Sydney Black Marlin

by Tim Simpson | Australian Lure Fishing

Sydney Offshore

Tim Simpson's Profile

Tim Simpson's Profile

Fishing Journalist and Big Fish Expert

Tim Simpson is the owner and Editor of Bluewater Magazine, Co-author of “The Book Of Lures”, IGFA representative and holds multiple National and World gamefishing records. He’s tagged over 580 marlin, tuna and sharks – so far!

Tim’s Top Tips For Sydney Black Marlin

  • The techniques used to catch black marlin around sydney also apply to striped and blue marlin. The main difference between marlin fishing in Sydney compared with further north is the size of the fish. Smaller fish (50-100kg) are common around Sydney, much larger fish are available the further north you travel.
  • Catching marlin no longer requires large, expensive gamefishing boats. In the Sydney area, marlin are accessible to small trailerboat fishermen and have even been caught from kayaks, jetskis and from the shore.
  • The size of lure you choose affects the manner in which marlin will take the lure. Best success around Sydney comes from using smaller lures that the fish tend to inhale, rather than larger lures that they try to crush first.
  • Matching the size and style of your hook to the line class you’re fishing and the size of lure is critical. The type of hook you choose and the way in which you sharpen it can seriously influence your success.
  • All of Tim’s recommended marlin lures are skirted trolling lures. Marlin are masters at throwing hooks, but a lure that is free to slide along the line is much harder for fish to shake.
  • Long and short head cup-faced trolling lures are great for creating commotion and a smoke trail.

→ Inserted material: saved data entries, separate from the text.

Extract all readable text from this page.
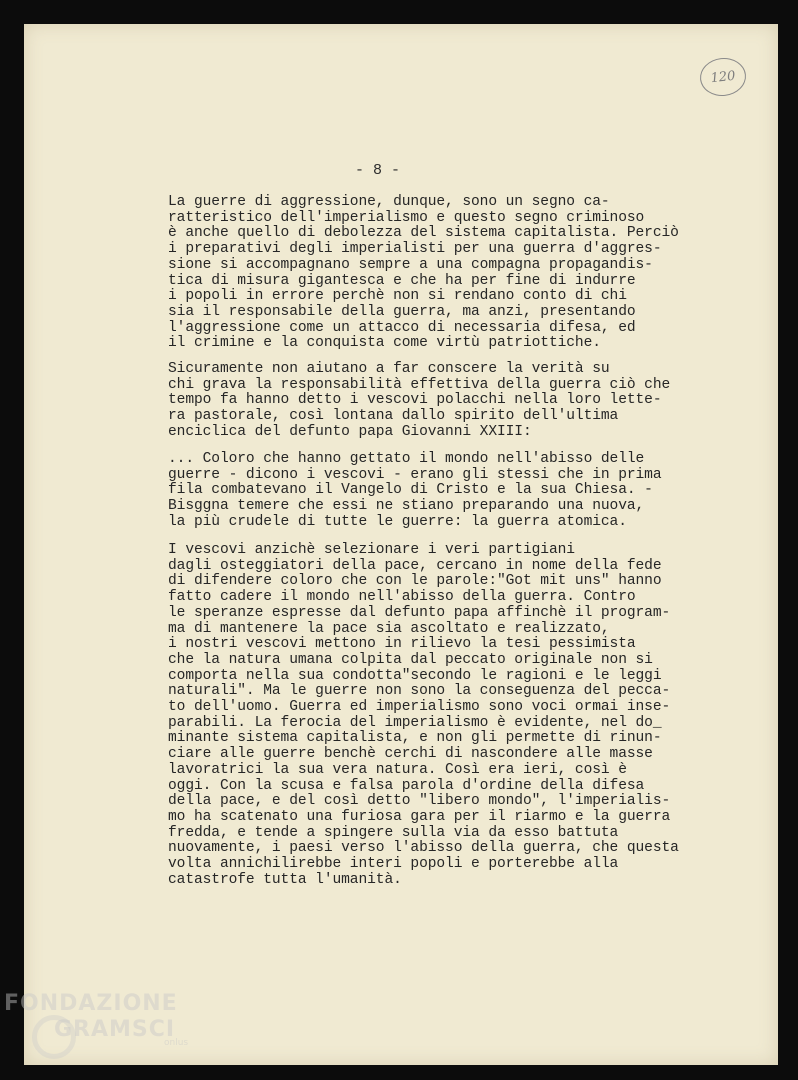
120
- 8 -
La guerre di aggressione, dunque, sono un segno ca-
ratteristico dell'imperialismo e questo segno criminoso
è anche quello di debolezza del sistema capitalista. Perciò
i preparativi degli imperialisti per una guerra d'aggres-
sione si accompagnano sempre a una compagna propagandis-
tica di misura gigantesca e che ha per fine di indurre
i popoli in errore perchè non si rendano conto di chi
sia il responsabile della guerra, ma anzi, presentando
l'aggressione come un attacco di necessaria difesa, ed
il crimine e la conquista come virtù patriottiche.
Sicuramente non aiutano a far conscere la verità su
chi grava la responsabilità effettiva della guerra ciò che
tempo fa hanno detto i vescovi polacchi nella loro lette-
ra pastorale, così lontana dallo spirito dell'ultima
enciclica del defunto papa Giovanni XXIII:
... Coloro che hanno gettato il mondo nell'abisso delle
guerre - dicono i vescovi - erano gli stessi che in prima
fila combatevano il Vangelo di Cristo e la sua Chiesa. -
Bisggna temere che essi ne stiano preparando una nuova,
la più crudele di tutte le guerre: la guerra atomica.
I vescovi anzichè selezionare i veri partigiani
dagli osteggiatori della pace, cercano in nome della fede
di difendere coloro che con le parole:"Got mit uns" hanno
fatto cadere il mondo nell'abisso della guerra. Contro
le speranze espresse dal defunto papa affinchè il program-
ma di mantenere la pace sia ascoltato e realizzato,
i nostri vescovi mettono in rilievo la tesi pessimista
che la natura umana colpita dal peccato originale non si
comporta nella sua condotta"secondo le ragioni e le leggi
naturali". Ma le guerre non sono la conseguenza del pecca-
to dell'uomo. Guerra ed imperialismo sono voci ormai inse-
parabili. La ferocia del imperialismo è evidente, nel do_
minante sistema capitalista, e non gli permette di rinun-
ciare alle guerre benchè cerchi di nascondere alle masse
lavoratrici la sua vera natura. Così era ieri, così è
oggi. Con la scusa e falsa parola d'ordine della difesa
della pace, e del così detto "libero mondo", l'imperialis-
mo ha scatenato una furiosa gara per il riarmo e la guerra
fredda, e tende a spingere sulla via da esso battuta
nuovamente, i paesi verso l'abisso della guerra, che questa
volta annichilirebbe interi popoli e porterebbe alla
catastrofe tutta l'umanità.
FONDAZIONE
GRAMSCI
onlus
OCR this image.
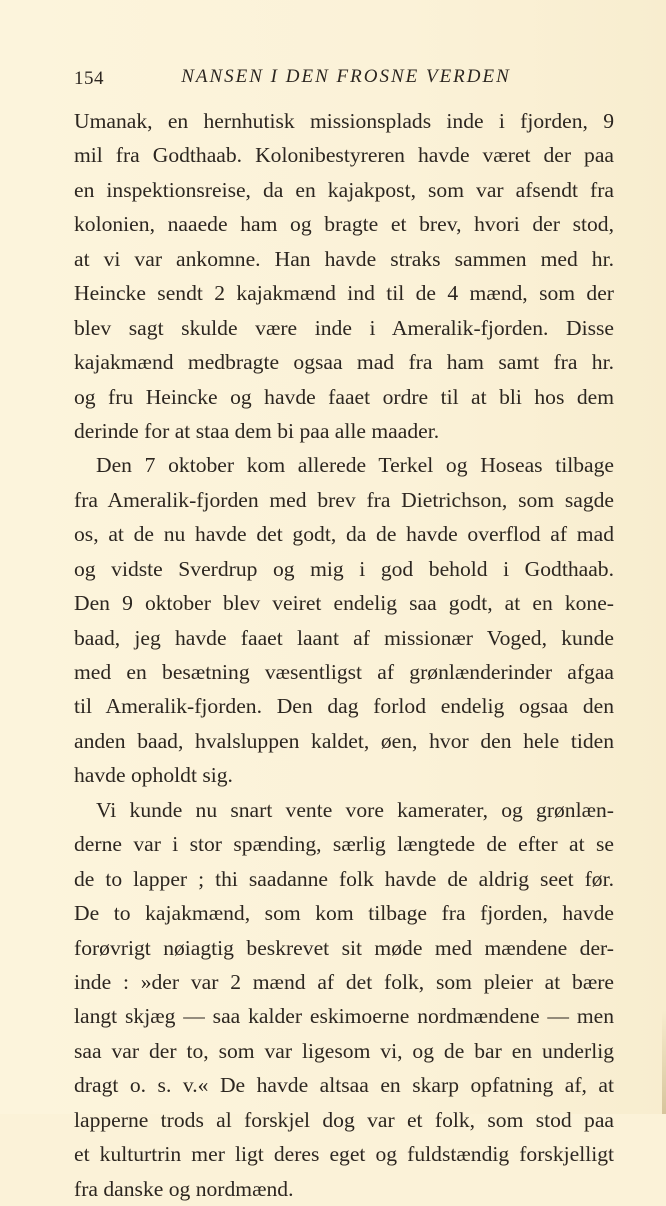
154	NANSEN I DEN FROSNE VERDEN
Umanak, en hernhutisk missionsplads inde i fjorden, 9
mil fra Godthaab. Kolonibestyreren havde været der paa
en inspektionsreise, da en kajakpost, som var afsendt fra
kolonien, naaede ham og bragte et brev, hvori der stod,
at vi var ankomne. Han havde straks sammen med hr.
Heincke sendt 2 kajakmænd ind til de 4 mænd, som der
blev sagt skulde være inde i Ameralik-fjorden. Disse
kajakmænd medbragte ogsaa mad fra ham samt fra hr.
og fru Heincke og havde faaet ordre til at bli hos dem
derinde for at staa dem bi paa alle maader.
Den 7 oktober kom allerede Terkel og Hoseas tilbage
fra Ameralik-fjorden med brev fra Dietrichson, som sagde
os, at de nu havde det godt, da de havde overflod af mad
og vidste Sverdrup og mig i god behold i Godthaab.
Den 9 oktober blev veiret endelig saa godt, at en kone-
baad, jeg havde faaet laant af missionær Voged, kunde
med en besætning væsentligst af grønlænderinder afgaa
til Ameralik-fjorden. Den dag forlod endelig ogsaa den
anden baad, hvalsluppen kaldet, øen, hvor den hele tiden
havde opholdt sig.
Vi kunde nu snart vente vore kamerater, og grønlæn-
derne var i stor spænding, særlig længtede de efter at se
de to lapper ; thi saadanne folk havde de aldrig seet før.
De to kajakmænd, som kom tilbage fra fjorden, havde
forøvrigt nøiagtig beskrevet sit møde med mændene der-
inde : »der var 2 mænd af det folk, som pleier at bære
langt skjæg — saa kalder eskimoerne nordmændene — men
saa var der to, som var ligesom vi, og de bar en underlig
dragt o. s. v.« De havde altsaa en skarp opfatning af, at
lapperne trods al forskjel dog var et folk, som stod paa
et kulturtrin mer ligt deres eget og fuldstændig forskjelligt
fra danske og nordmænd.
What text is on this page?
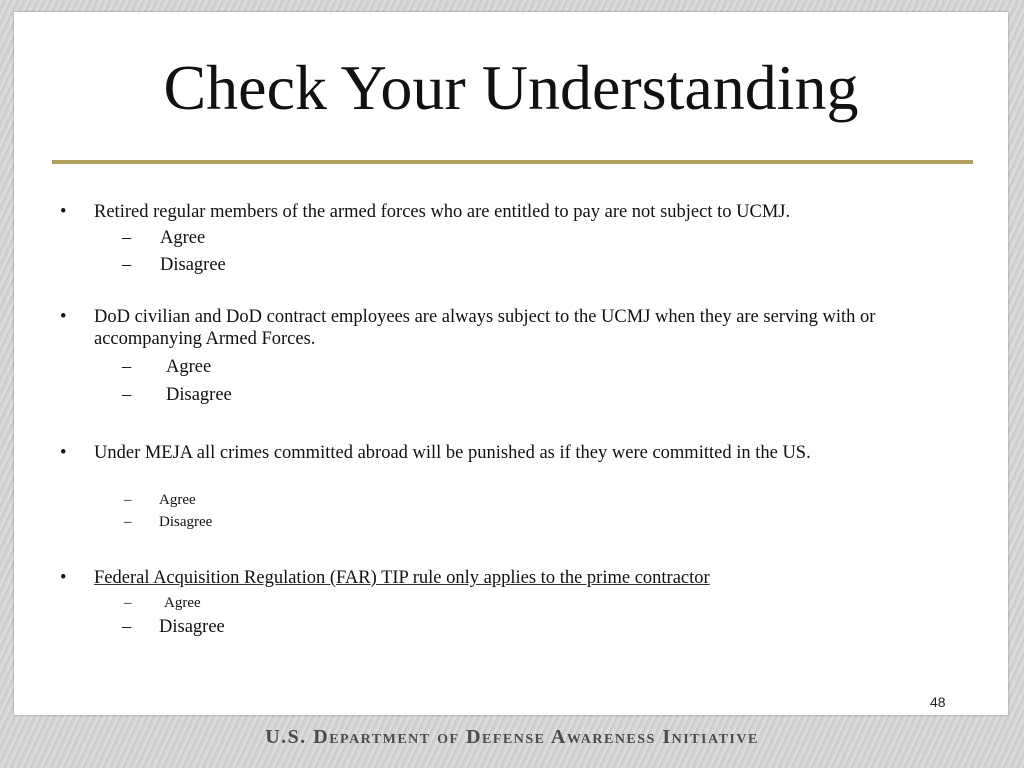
Check Your Understanding
• Retired regular members of the armed forces who are entitled to pay are not subject to UCMJ.
– Agree
– Disagree
• DoD civilian and DoD contract employees are always subject to the UCMJ when they are serving with or accompanying Armed Forces.
– Agree
– Disagree
• Under MEJA all crimes committed abroad will be punished as if they were committed in the US.
– Agree
– Disagree
• Federal Acquisition Regulation (FAR) TIP rule only applies to the prime contractor
– Agree
– Disagree
48
U.S. Department of Defense Awareness Initiative
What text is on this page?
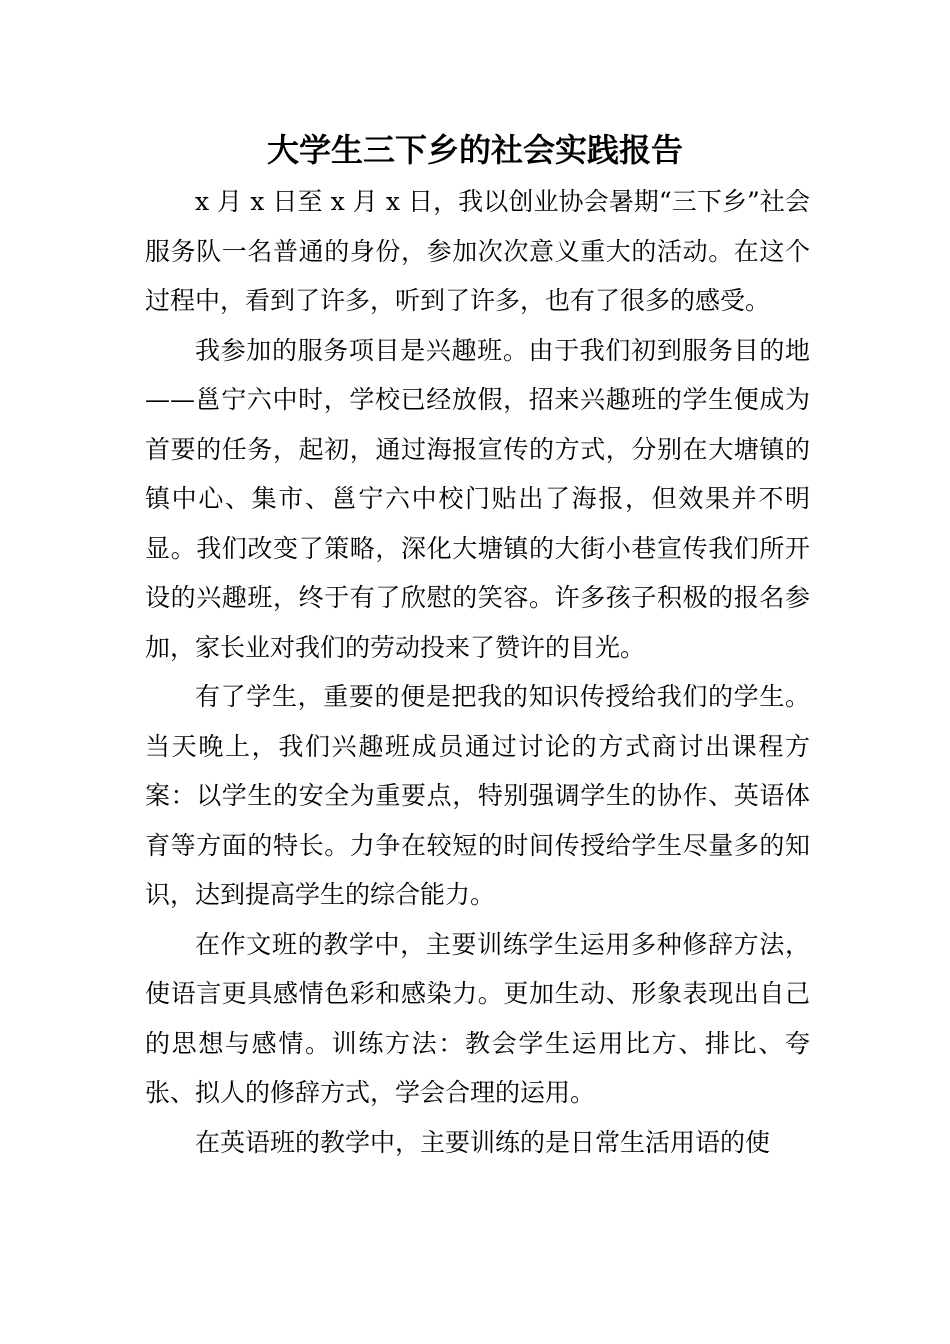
大学生三下乡的社会实践报告

x 月 x 日至 x 月 x 日，我以创业协会暑期“三下乡”社会服务队一名普通的身份，参加次次意义重大的活动。在这个过程中，看到了许多，听到了许多，也有了很多的感受。

我参加的服务项目是兴趣班。由于我们初到服务目的地——邕宁六中时，学校已经放假，招来兴趣班的学生便成为首要的任务，起初，通过海报宣传的方式，分别在大塘镇的镇中心、集市、邕宁六中校门贴出了海报，但效果并不明显。我们改变了策略，深化大塘镇的大街小巷宣传我们所开设的兴趣班，终于有了欣慰的笑容。许多孩子积极的报名参加，家长业对我们的劳动投来了赞许的目光。

有了学生，重要的便是把我的知识传授给我们的学生。当天晚上，我们兴趣班成员通过讨论的方式商讨出课程方案：以学生的安全为重要点，特别强调学生的协作、英语体育等方面的特长。力争在较短的时间传授给学生尽量多的知识，达到提高学生的综合能力。

在作文班的教学中，主要训练学生运用多种修辞方法，使语言更具感情色彩和感染力。更加生动、形象表现出自己的思想与感情。训练方法：教会学生运用比方、排比、夸张、拟人的修辞方式，学会合理的运用。

在英语班的教学中，主要训练的是日常生活用语的使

Which one you choose depends on conditions and how far behind the boat you’ll be trolling it. Bullet head trolling lures are good if fish are a little shy and you need a more subtle option.

Tim’s Suggested Tackle For Sydney Black Marlin

  • Tackle must be light and comfortable for a long fight, with a stiff , powerful butt and a little flexibility in the tip. A short rod of around 1.5m takes a lot of pressure off the anglers back.
  • Rods should be fitted with roller guides, or at least high quality ceramic guides. The speed of marlin can melt and weaken lines if poor quality guides are used.
  • High quality reels are required to prevent heat from expanding metal parts and costing fish. Lever drag game fishing reels are best as they allow a visual check of drag settings.
  • Skilled anglers with quality gear can catch Sydney marlin on 10kg. For those less experienced, a 15kg outfit is a better choice.

Tim’s Top Lures For Sydney black marlin

Note: Tim mentioned that there is a big difference between a good quality trolling lure and a cheap and nasty knock off.

  • A short-head cup faced “chugger” style skirted trolling lure of 150-200mm length work very effectively in both rough and calm water. The head section is approximately 50mm long, giving the lure more action. These work best fished closer to the boat.
  • A long-headed cup faced chugger style skirted trolling lure of 150-200mm total is best fished further behind the boat. The extra length of the head creates more planing surface and keeps the lure on the surface and working properly with the extra length of line out.
  • A bullet head skirted trolling lure doesn’t create as much commotion or a “smoke trail” but is a good choice if fish are shy and you need a more subtle presentation.

Time Of Year For Sydney Marlin Fishing

  • December to April are the prime fishing months for Sydney marlin, but it depends on ocean currents and water temperatures. Temperatures of 24.5 to 27 C are the most productive for marlin.